Hoy, este enfrentamiento permanece entre nosotros, latente en una sociedad en la que el flujo de dinero fácil, por un lado, y el germen totalitario y simplificador del nacionalismo, por otro, ciegan al ciudadano y lo inhabilitan para velar por sus intereses a largo plazo. Esos jóvenes que reivindican banderas autóctonas y encima tienen la desfachatez de hablar de “debates productivos” harían mejor en reclamar a sus mayores políticos que trabajasen por una isla sin desvirtuar, que hiciesen algo por evitar la bastarda almoneda de la tierra majorera a que estamos asistiendo, por asegurar el respeto al patrimonio medioambiental, por erradicar las diferencias económicas, por garantizar la sanidad para todos, por ofrecer a su pueblo un desarrollo cultural valioso y desprejuiciado. Enarbolar banderas, acentuar las particularidades en detrimento de lo que nos une, confundir la mitología o la mera falsedad con la historia, nos parece, no contribuye en absoluto al progreso de los pueblos; pero sí permite que quienes los explotan (o permiten que otros lo hagan) exhiban eficaces coartadas o alcen cortinas de humo que oculten sus culpas.
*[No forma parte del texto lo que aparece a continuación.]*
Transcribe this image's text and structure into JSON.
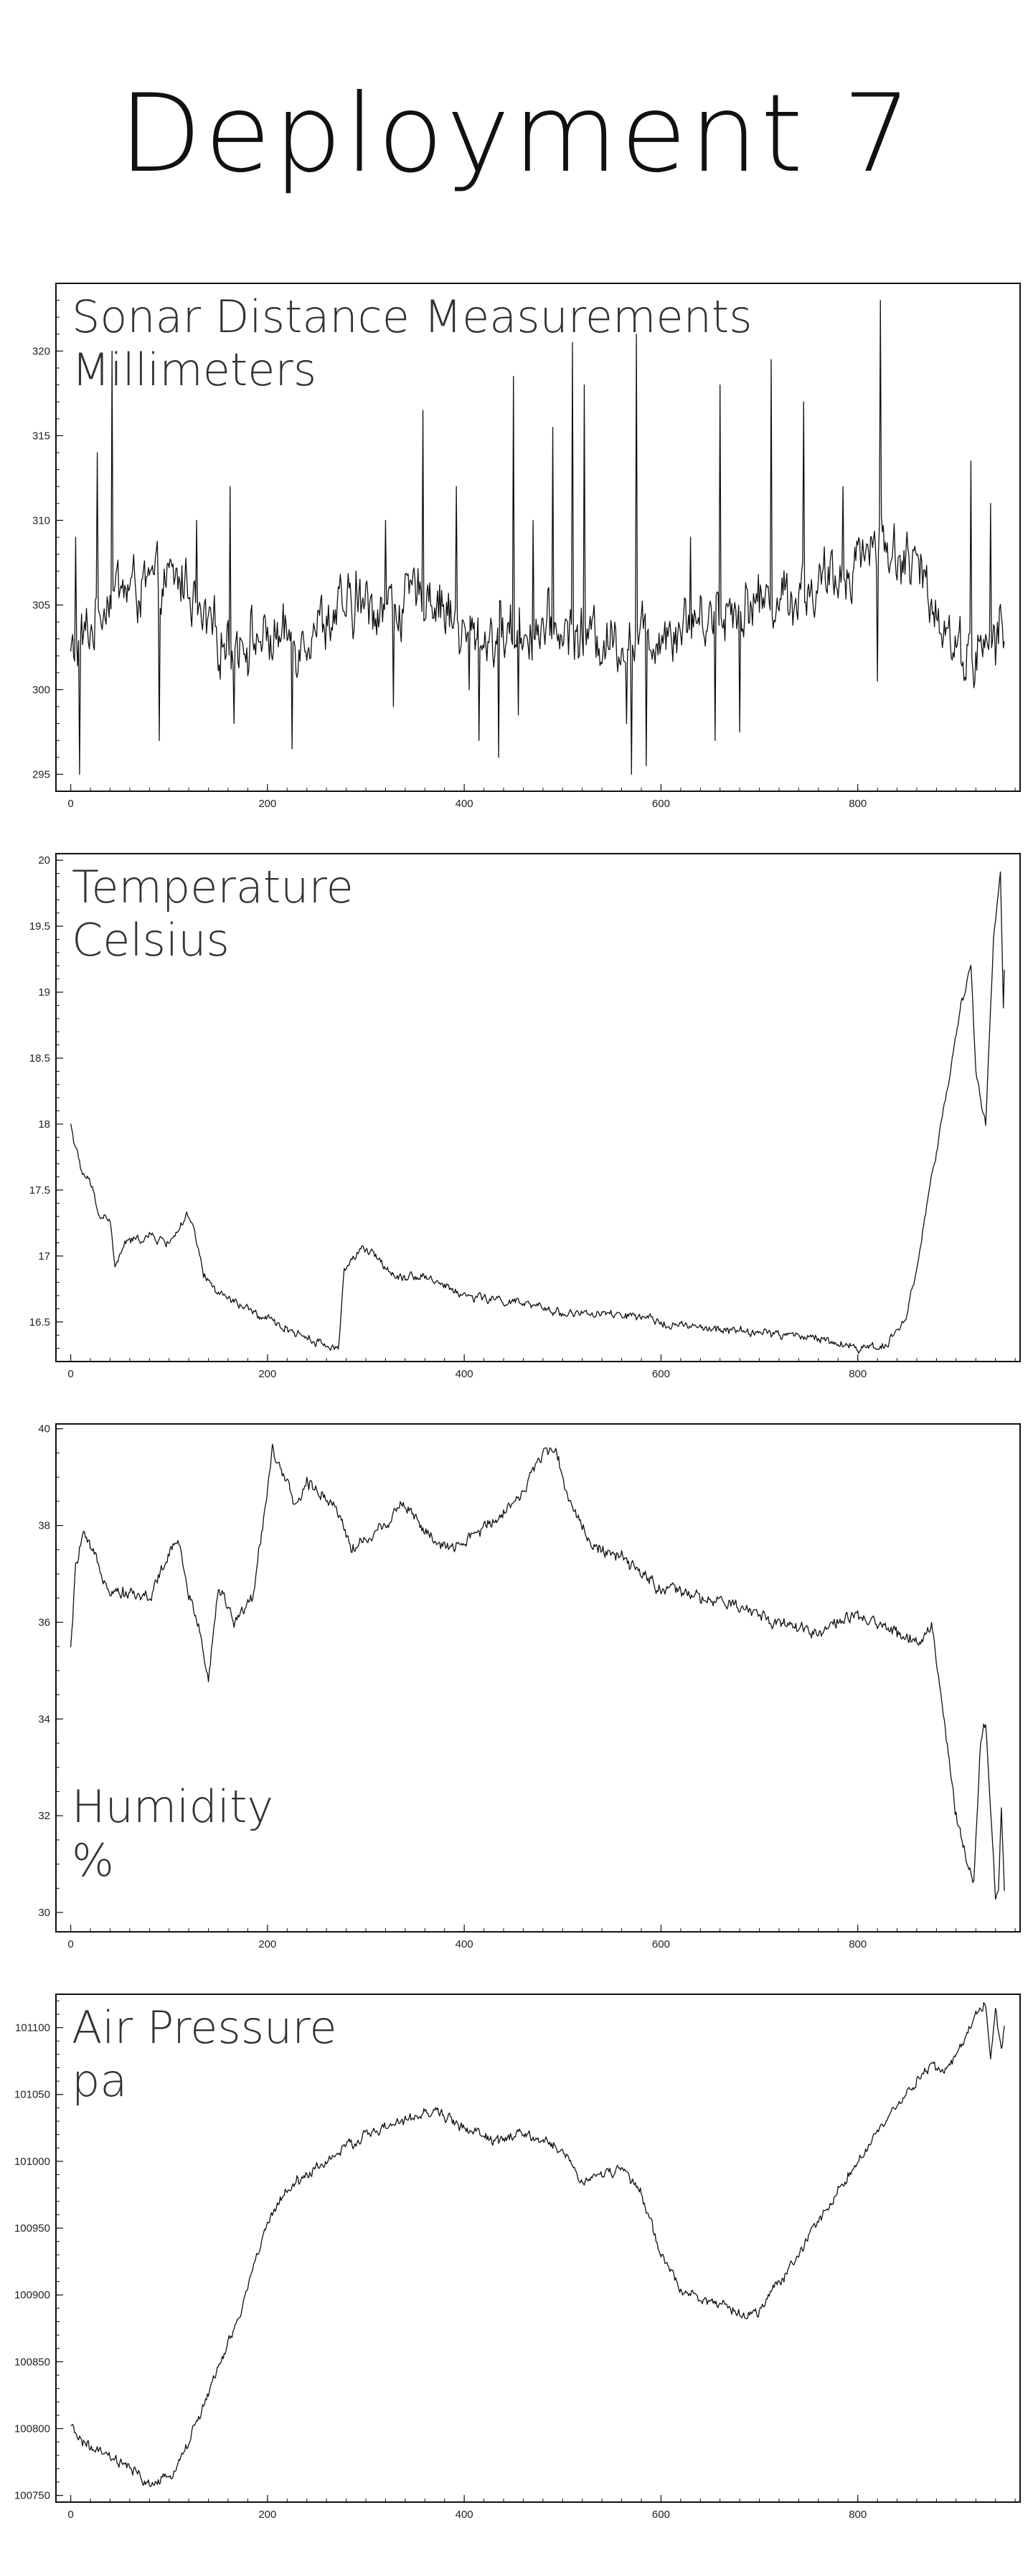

Eso es lo que hace Mohamed VI, responsable de la opresión y la miseria en que el pueblo marroquí vive, cuando invade Isla Perejil. Es también el proceder de Arzalluz e Ibarretxe, prisioneros de su clientela, cuando se alían con el terrorismo y reclaman soberanías que saben imposibles. E igualmente es la actitud del nacionalismo insular, sin posibilidad o sin voluntad de frenar la destrucción de nuestro patrimonio natural, incapaz de eliminar el clientelismo que reina y de apagar la permanente sospecha de una corrupción que cualquier día podría revelarse estructural, cuando recurre al viejo truco de ondear banderas.
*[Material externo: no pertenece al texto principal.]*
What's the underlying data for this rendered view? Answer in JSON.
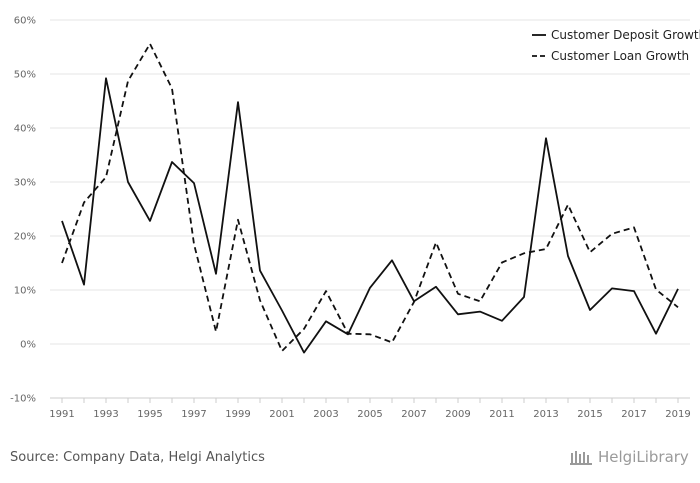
{
  "chart_data": {
    "type": "line",
    "x": [
      1991,
      1992,
      1993,
      1994,
      1995,
      1996,
      1997,
      1998,
      1999,
      2000,
      2001,
      2002,
      2003,
      2004,
      2005,
      2006,
      2007,
      2008,
      2009,
      2010,
      2011,
      2012,
      2013,
      2014,
      2015,
      2016,
      2017,
      2018,
      2019
    ],
    "series": [
      {
        "name": "Customer Deposit Growth",
        "style": "solid",
        "color": "#111111",
        "values": [
          22.8,
          11.0,
          49.2,
          30.0,
          22.8,
          33.7,
          29.8,
          13.0,
          44.8,
          13.6,
          6.2,
          -1.6,
          4.2,
          1.8,
          10.4,
          15.5,
          7.9,
          10.6,
          5.5,
          6.0,
          4.3,
          8.7,
          38.1,
          16.3,
          6.3,
          10.3,
          9.8,
          1.9,
          10.2
        ]
      },
      {
        "name": "Customer Loan Growth",
        "style": "dashed",
        "color": "#111111",
        "values": [
          15.0,
          26.2,
          30.9,
          48.7,
          55.6,
          47.3,
          18.5,
          2.3,
          23.0,
          8.1,
          -1.3,
          2.8,
          9.8,
          1.9,
          1.8,
          0.3,
          7.8,
          18.8,
          9.3,
          7.9,
          15.1,
          16.8,
          17.6,
          25.8,
          17.0,
          20.4,
          21.6,
          10.1,
          6.8
        ]
      }
    ],
    "y_ticks": [
      "-10%",
      "0%",
      "10%",
      "20%",
      "30%",
      "40%",
      "50%",
      "60%"
    ],
    "x_tick_labels": [
      "1991",
      "1993",
      "1995",
      "1997",
      "1999",
      "2001",
      "2003",
      "2005",
      "2007",
      "2009",
      "2011",
      "2013",
      "2015",
      "2017",
      "2019"
    ],
    "ylim": [
      -10,
      60
    ],
    "xlim": [
      1991,
      2019
    ],
    "grid": true,
    "legend_position": "top-right",
    "title": "",
    "xlabel": "",
    "ylabel": ""
  },
  "footer": {
    "source": "Source: Company Data, Helgi Analytics",
    "brand": "HelgiLibrary",
    "brand_icon": "library-icon"
  }
}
Nadie defiende las violencias pretéritas, ni a nadie agrada el papel tradicionalmente asignado a los militares en Fuerteventura. Pero no es de recibo idealizar el pasado: ¿acaso los aborígenes canarios no hubieran sometido a otros pueblos vecinos con las armas si en aquel violento siglo XV hubiesen alcanzado un desarrollo tecnológico similar al de Castilla?, ¿tan ingenuos somos?. Ni nos vale el rechazo genérico a lo militar, muy propio del pseudoprogresismo occidental pero que se contradice con, por ejemplo, los recientes llamamientos de Paulino Rivero, presidente de Coalición Canaria, para que el gobierno de la Nación mantenga una postura firme ante Marruecos en su actual contencioso. ¿Queremos o no queremos ejércitos? Cuando hablamos de banderas, nos tememos, estamos hablando de cosas que nada tienen que ver con la realidad histórica, ni con las necesidades presentes, ni con criterio sólido alguno. Y es que, a oídos de los menos advertidos, las pamplinas, a fuerza de mucho repetirlas, se convierten en verdades. Canarias 7 Fuerteventura.